The scientists are led by Sir David King, who is the government's former chief scientific adviser.
Evidence must show that COVID-19 transmission is controlled before measures are relaxed.
And they do not think the current government approach to fighting coronavirus is the right one.
In a report, the experts wrote: "Without suppression (of coronavirus) we shall inevitably see a more rapid return of local epidemics resulting in more deaths and potentially further partial or national lockdowns, with the economic costs that will incur.
"The Government should take all necessary measures to control the virus through suppression and not simply managing its spread.
"Evidence must show that COVID-19 transmission is controlled before measures are relaxed."
Their warning of further lockdowns came as the scientists slammed the "ambivalence" of the government approach.
They do not believe that "flattening the curve" to help the NHS cope is enough on its own.
"We find this attitude counter-productive and potentially dangerous," the group said.
More lockdowns could come in the future, the Independent Sage group said.
The answer is mass contract tracing.
Professor of Virology at UCL Deenan Pillay said the UK could have suppressed coronavirus within three weeks.
That's if there had been strong systems in place to track new cases.
He said: "The countries that have done (contact tracing) at speed have shown that they could suppress the virus within about 3 weeks and get the deaths right down."
"You must always find the virus, every case, test for them if you can but if you can't, trace (and) isolate."
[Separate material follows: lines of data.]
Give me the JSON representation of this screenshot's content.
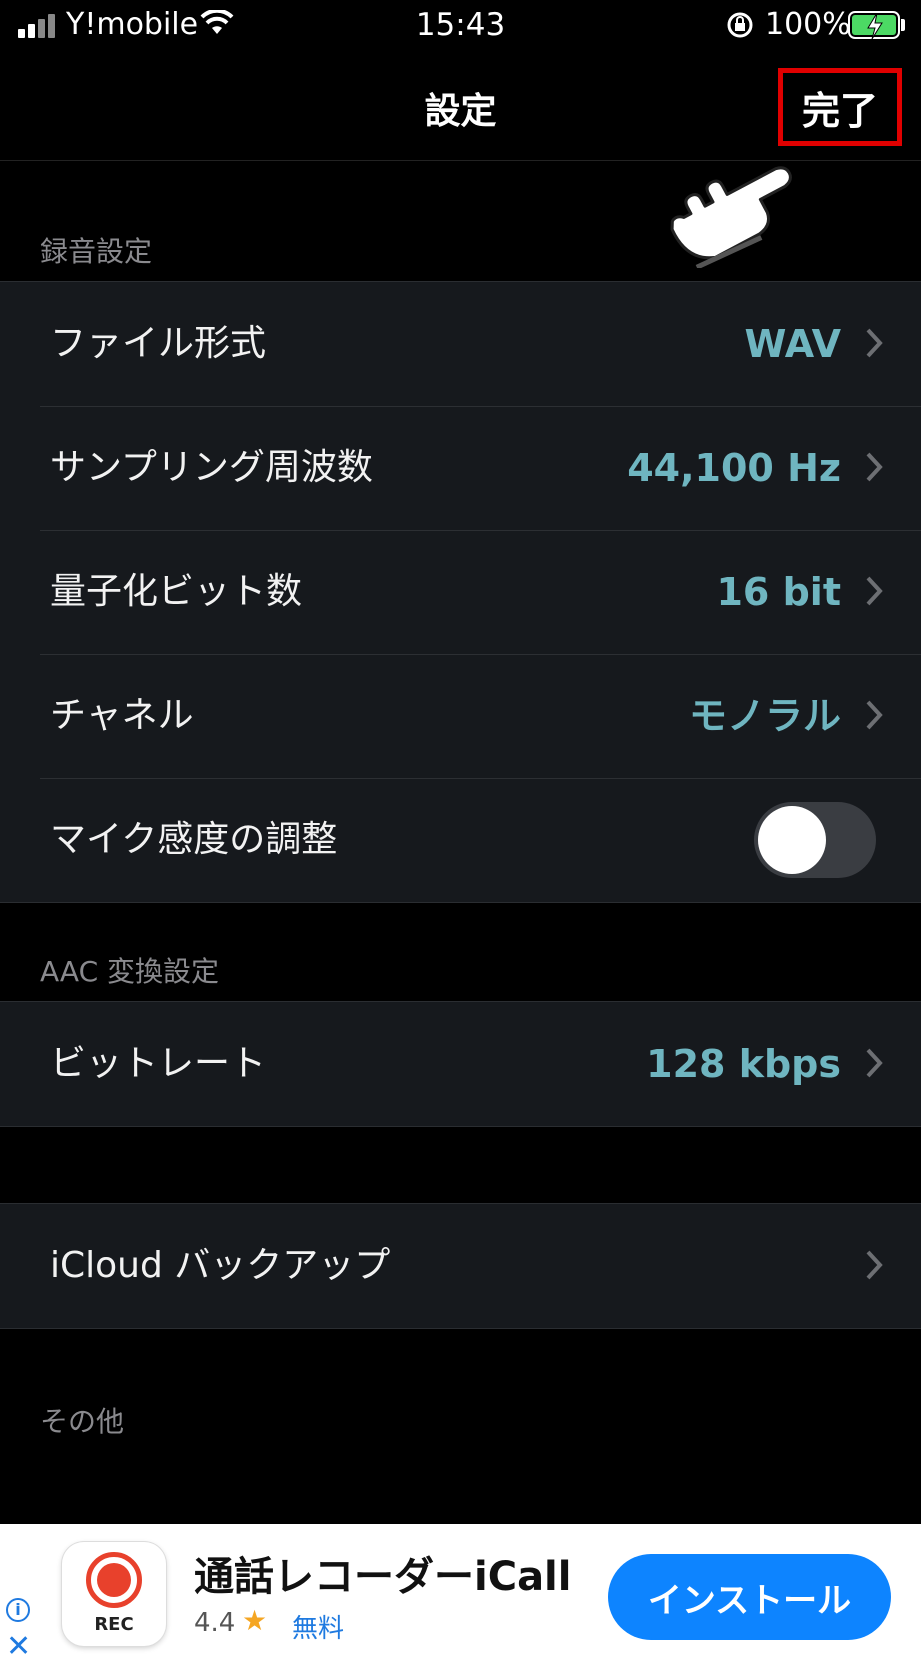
{
  "status_bar": {
    "carrier": "Y!mobile",
    "time": "15:43",
    "battery": "100%",
    "icons": [
      "signal-icon",
      "wifi-icon",
      "orientation-lock-icon",
      "battery-charging-icon"
    ]
  },
  "nav": {
    "title": "設定",
    "done_label": "完了"
  },
  "sections": {
    "recording": {
      "header": "録音設定",
      "rows": [
        {
          "label": "ファイル形式",
          "value": "WAV"
        },
        {
          "label": "サンプリング周波数",
          "value": "44,100 Hz"
        },
        {
          "label": "量子化ビット数",
          "value": "16 bit"
        },
        {
          "label": "チャネル",
          "value": "モノラル"
        },
        {
          "label": "マイク感度の調整",
          "toggle": false
        }
      ]
    },
    "aac": {
      "header": "AAC 変換設定",
      "rows": [
        {
          "label": "ビットレート",
          "value": "128 kbps"
        }
      ]
    },
    "backup": {
      "rows": [
        {
          "label": "iCloud バックアップ"
        }
      ]
    },
    "other": {
      "header": "その他"
    }
  },
  "ad": {
    "app_icon_text": "REC",
    "title": "通話レコーダーiCall",
    "rating": "4.4",
    "price": "無料",
    "install_label": "インストール",
    "info_symbol": "i",
    "close_symbol": "✕"
  },
  "colors": {
    "accent_value": "#6fb5c0",
    "highlight_box": "#e00000",
    "install_button": "#0d84ff"
  }
}
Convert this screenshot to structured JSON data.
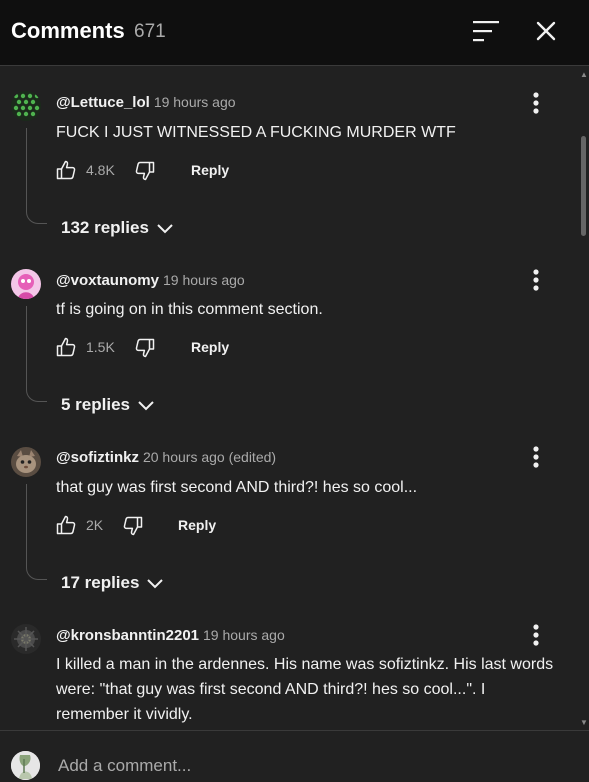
{
  "header": {
    "title": "Comments",
    "count": "671"
  },
  "comments": [
    {
      "author": "@Lettuce_lol",
      "time": "19 hours ago",
      "text": "FUCK I JUST WITNESSED A FUCKING MURDER WTF",
      "likes": "4.8K",
      "reply_label": "Reply",
      "replies_label": "132 replies"
    },
    {
      "author": "@voxtaunomy",
      "time": "19 hours ago",
      "text": "tf is going on in this comment section.",
      "likes": "1.5K",
      "reply_label": "Reply",
      "replies_label": "5 replies"
    },
    {
      "author": "@sofiztinkz",
      "time": "20 hours ago (edited)",
      "text": "that guy was first second AND third?! hes so cool...",
      "likes": "2K",
      "reply_label": "Reply",
      "replies_label": "17 replies"
    },
    {
      "author": "@kronsbanntin2201",
      "time": "19 hours ago",
      "text": "I killed a man in the ardennes. His name was sofiztinkz. His last words were: \"that guy was first second AND third?! hes so cool...\". I remember it vividly."
    }
  ],
  "footer": {
    "placeholder": "Add a comment..."
  },
  "colors": {
    "background": "#212121",
    "header_bg": "#0f0f0f",
    "text": "#f1f1f1",
    "muted": "#aaaaaa"
  }
}
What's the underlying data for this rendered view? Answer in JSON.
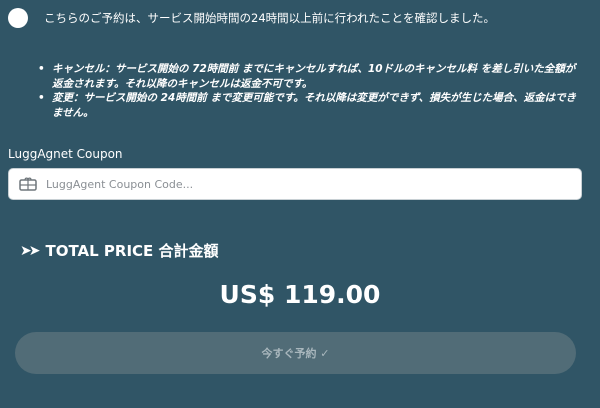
{
  "confirmation": {
    "text": "こちらのご予約は、サービス開始時間の24時間以上前に行われたことを確認しました。"
  },
  "policy": {
    "items": [
      "キャンセル：サービス開始の 72時間前 までにキャンセルすれば、10ドルのキャンセル料 を差し引いた全額が返金されます。それ以降のキャンセルは返金不可です。",
      "変更：サービス開始の 24時間前 まで変更可能です。それ以降は変更ができず、損失が生じた場合、返金はできません。"
    ]
  },
  "coupon": {
    "label": "LuggAgnet Coupon",
    "placeholder": "LuggAgent Coupon Code...",
    "value": "",
    "icon": "coupon-ticket-icon"
  },
  "total": {
    "arrows": "➤➤",
    "label": "TOTAL PRICE 合計金額",
    "price": "US$ 119.00"
  },
  "reserve_button": {
    "label": "今すぐ予約 ✓"
  },
  "colors": {
    "background": "#305566",
    "button": "#516c77",
    "button_text": "#a9b7bd"
  }
}
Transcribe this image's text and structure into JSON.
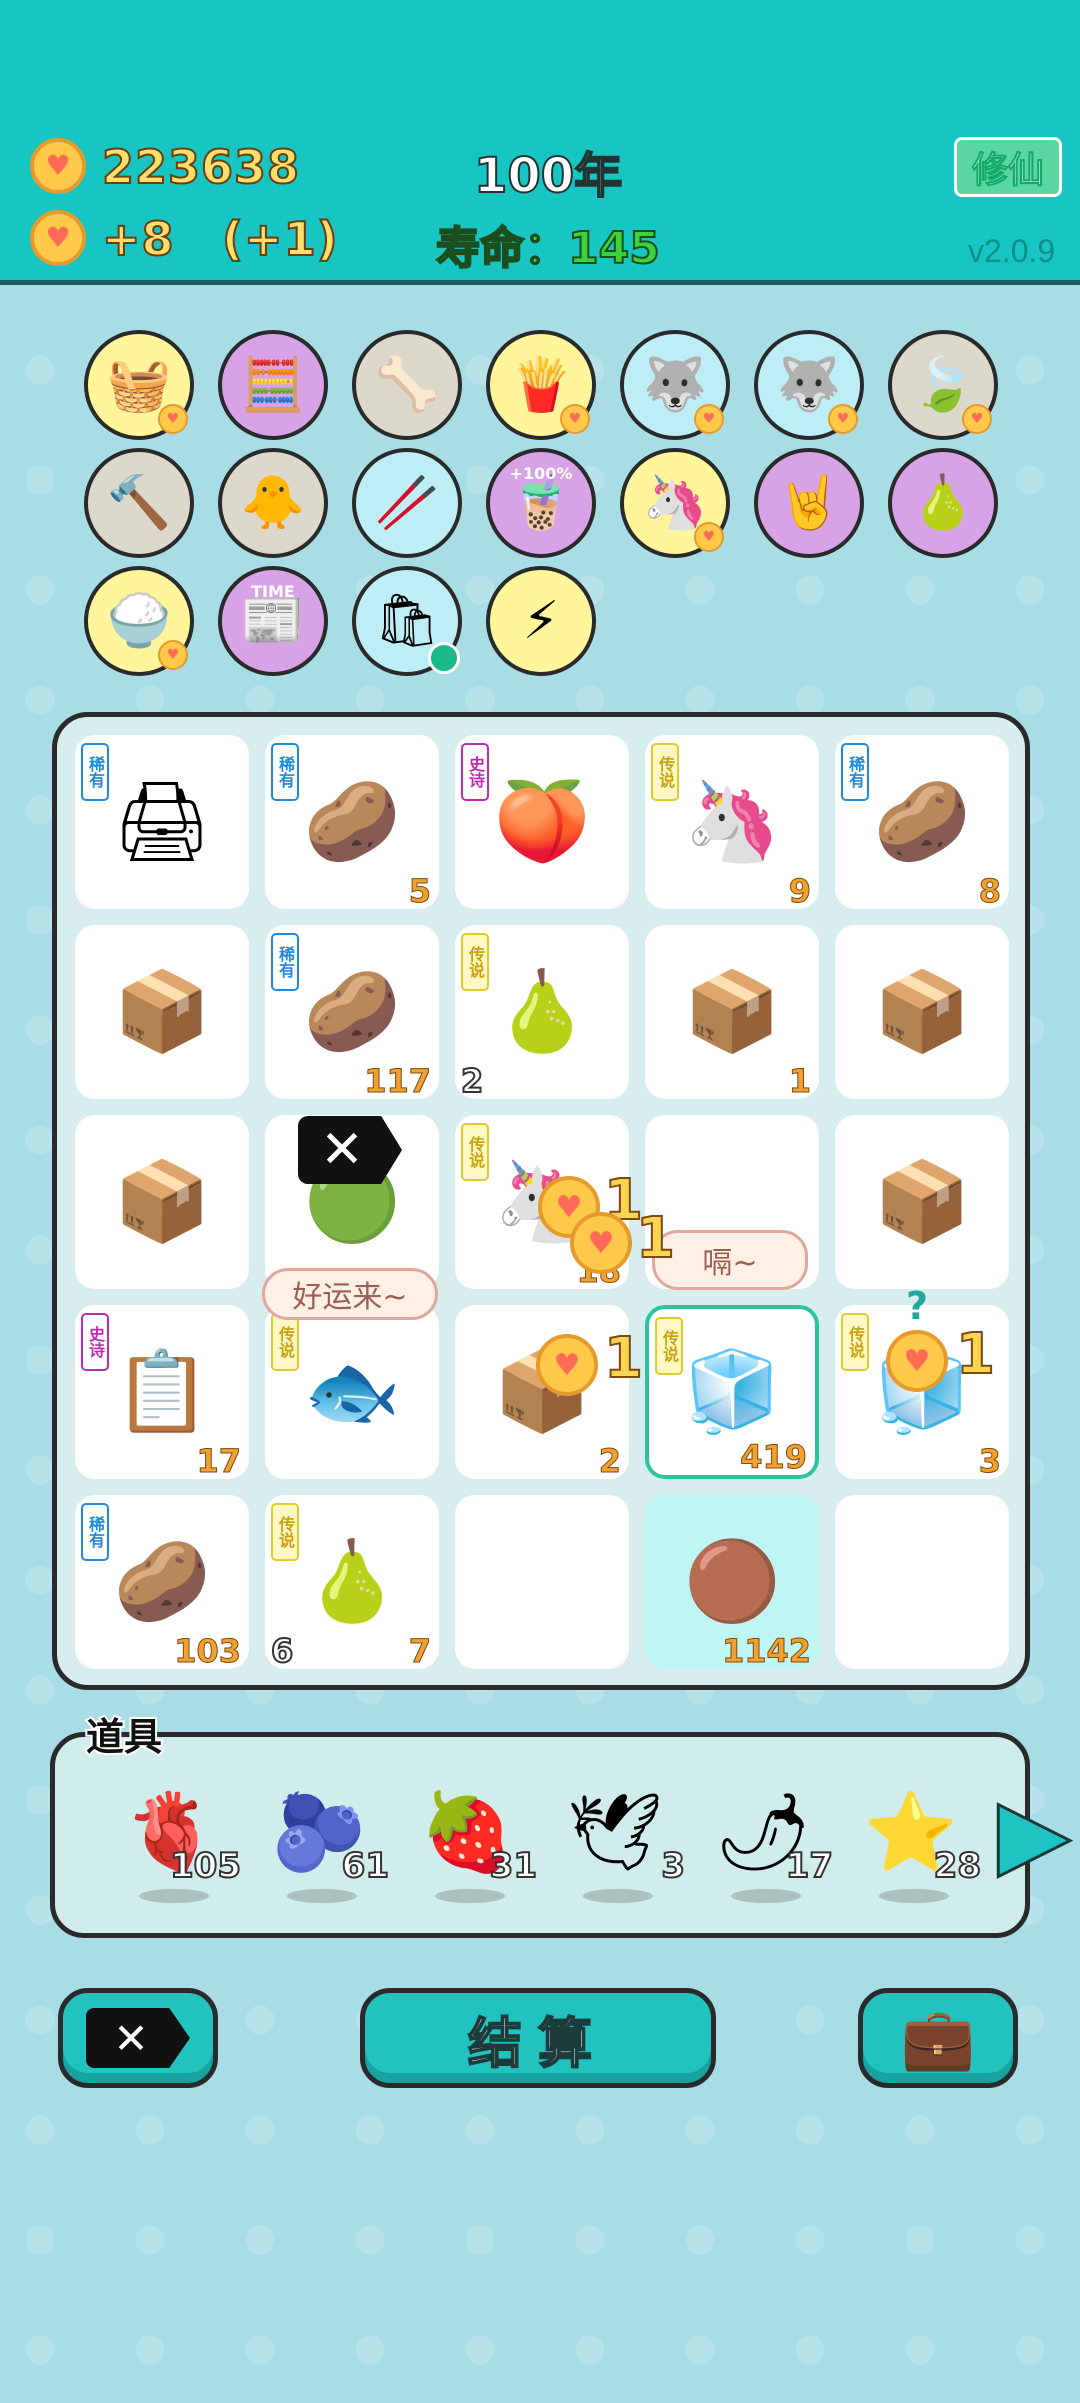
{
  "status": {
    "coins": "223638",
    "income": "+8",
    "bonus": "(+1)",
    "year": "100年",
    "lifespan": "寿命：145",
    "cultivate": "修仙",
    "version": "v2.0.9"
  },
  "badges": [
    {
      "icon": "basket-icon",
      "glyph": "🧺",
      "color": "yellow",
      "heart": true
    },
    {
      "icon": "math-kid-icon",
      "glyph": "🧮",
      "color": "purple",
      "heart": false
    },
    {
      "icon": "dog-bowl-icon",
      "glyph": "🦴",
      "color": "grey",
      "heart": false
    },
    {
      "icon": "fries-icon",
      "glyph": "🍟",
      "color": "yellow",
      "heart": true
    },
    {
      "icon": "husky-icon",
      "glyph": "🐺",
      "color": "cyan",
      "heart": true
    },
    {
      "icon": "husky-icon",
      "glyph": "🐺",
      "color": "cyan",
      "heart": true
    },
    {
      "icon": "leaf-icon",
      "glyph": "🍃",
      "color": "grey",
      "heart": true
    },
    {
      "icon": "hammer-icon",
      "glyph": "🔨",
      "color": "grey",
      "heart": false
    },
    {
      "icon": "chick-icon",
      "glyph": "🐥",
      "color": "grey",
      "heart": false
    },
    {
      "icon": "chopsticks-icon",
      "glyph": "🥢",
      "color": "cyan",
      "heart": false
    },
    {
      "icon": "bubble-tea-icon",
      "glyph": "🧋",
      "color": "purple",
      "label": "+100%",
      "heart": false
    },
    {
      "icon": "unicorn-icon",
      "glyph": "🦄",
      "color": "yellow",
      "heart": true
    },
    {
      "icon": "rock-hand-icon",
      "glyph": "🤘",
      "color": "purple",
      "heart": false
    },
    {
      "icon": "pomelo-icon",
      "glyph": "🍐",
      "color": "purple",
      "heart": false
    },
    {
      "icon": "rice-bowl-icon",
      "glyph": "🍚",
      "color": "yellow",
      "heart": true
    },
    {
      "icon": "time-magazine-icon",
      "glyph": "📰",
      "color": "purple",
      "label": "TIME",
      "heart": false
    },
    {
      "icon": "trash-bag-icon",
      "glyph": "🛍",
      "color": "cyan",
      "heart": false
    },
    {
      "icon": "lightning-icon",
      "glyph": "⚡",
      "color": "yellow",
      "heart": false
    }
  ],
  "grid": [
    {
      "icon": "printer-icon",
      "glyph": "🖨",
      "tag": "稀有",
      "tagtype": "rare",
      "count": "",
      "lcount": ""
    },
    {
      "icon": "kiwi-fruit-icon",
      "glyph": "🥔",
      "tag": "稀有",
      "tagtype": "rare",
      "count": "5",
      "lcount": ""
    },
    {
      "icon": "peach-icon",
      "glyph": "🍑",
      "tag": "史诗",
      "tagtype": "epic",
      "count": "",
      "lcount": ""
    },
    {
      "icon": "unicorn-icon",
      "glyph": "🦄",
      "tag": "传说",
      "tagtype": "leg",
      "count": "9",
      "lcount": ""
    },
    {
      "icon": "kiwi-fruit-icon",
      "glyph": "🥔",
      "tag": "稀有",
      "tagtype": "rare",
      "count": "8",
      "lcount": ""
    },
    {
      "icon": "box-icon",
      "glyph": "📦",
      "tag": "",
      "tagtype": "",
      "count": "",
      "lcount": ""
    },
    {
      "icon": "kiwi-fruit-icon",
      "glyph": "🥔",
      "tag": "稀有",
      "tagtype": "rare",
      "count": "117",
      "lcount": ""
    },
    {
      "icon": "pomelo-icon",
      "glyph": "🍐",
      "tag": "传说",
      "tagtype": "leg",
      "count": "",
      "lcount": "2"
    },
    {
      "icon": "box-icon",
      "glyph": "📦",
      "tag": "",
      "tagtype": "",
      "count": "1",
      "lcount": ""
    },
    {
      "icon": "box-icon",
      "glyph": "📦",
      "tag": "",
      "tagtype": "",
      "count": "",
      "lcount": ""
    },
    {
      "icon": "box-icon",
      "glyph": "📦",
      "tag": "",
      "tagtype": "",
      "count": "",
      "lcount": ""
    },
    {
      "icon": "slime-icon",
      "glyph": "🟢",
      "tag": "",
      "tagtype": "",
      "count": "",
      "lcount": ""
    },
    {
      "icon": "unicorn-icon",
      "glyph": "🦄",
      "tag": "传说",
      "tagtype": "leg",
      "count": "18",
      "lcount": ""
    },
    {
      "icon": "empty",
      "glyph": "",
      "tag": "",
      "tagtype": "",
      "count": "",
      "lcount": ""
    },
    {
      "icon": "box-icon",
      "glyph": "📦",
      "tag": "",
      "tagtype": "",
      "count": "",
      "lcount": ""
    },
    {
      "icon": "copy-paste-icon",
      "glyph": "📋",
      "tag": "史诗",
      "tagtype": "epic",
      "count": "17",
      "lcount": ""
    },
    {
      "icon": "koi-fish-icon",
      "glyph": "🐟",
      "tag": "传说",
      "tagtype": "leg",
      "count": "",
      "lcount": ""
    },
    {
      "icon": "box-icon",
      "glyph": "📦",
      "tag": "",
      "tagtype": "",
      "count": "2",
      "lcount": ""
    },
    {
      "icon": "fridge-icon",
      "glyph": "🧊",
      "tag": "传说",
      "tagtype": "leg",
      "count": "419",
      "lcount": ""
    },
    {
      "icon": "fridge-icon",
      "glyph": "🧊",
      "tag": "传说",
      "tagtype": "leg",
      "count": "3",
      "lcount": ""
    },
    {
      "icon": "kiwi-fruit-icon",
      "glyph": "🥔",
      "tag": "稀有",
      "tagtype": "rare",
      "count": "103",
      "lcount": ""
    },
    {
      "icon": "pomelo-icon",
      "glyph": "🍐",
      "tag": "传说",
      "tagtype": "leg",
      "count": "7",
      "lcount": "6"
    },
    {
      "icon": "empty",
      "glyph": "",
      "tag": "",
      "tagtype": "",
      "count": "",
      "lcount": ""
    },
    {
      "icon": "longan-icon",
      "glyph": "🟤",
      "tag": "",
      "tagtype": "",
      "count": "1142",
      "lcount": ""
    },
    {
      "icon": "empty",
      "glyph": "",
      "tag": "",
      "tagtype": "",
      "count": "",
      "lcount": ""
    }
  ],
  "bubbles": {
    "luck": "好运来~",
    "burp": "嗝~",
    "question": "?"
  },
  "popups": [
    "1",
    "1",
    "1",
    "1"
  ],
  "tools": {
    "title": "道具",
    "items": [
      {
        "icon": "liver-icon",
        "glyph": "🫀",
        "count": "105"
      },
      {
        "icon": "blueberry-icon",
        "glyph": "🫐",
        "count": "61"
      },
      {
        "icon": "bayberry-icon",
        "glyph": "🍓",
        "count": "31"
      },
      {
        "icon": "pigeon-icon",
        "glyph": "🕊",
        "count": "3"
      },
      {
        "icon": "chili-icon",
        "glyph": "🌶",
        "count": "17"
      },
      {
        "icon": "star-icon",
        "glyph": "⭐",
        "count": "28"
      }
    ]
  },
  "actions": {
    "settle": "结算"
  }
}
Why did contact tracing end?
Co-director of the Newcastle University Centre for Excellence in Regulatory Science Professor Allyson Pollock said: "It was a puzzle as to why contact tracing stopped on March 12.
"We were given two reasons - that it wasn't effective and there weren't sufficient resources."
And she said an army of local contact tracers across the country could do the task.
They could potentially come from the 750,000 volunteers who signed up to help fight the virus.
The group also criticised the government's Stay Alert slogan, saying it was confusing.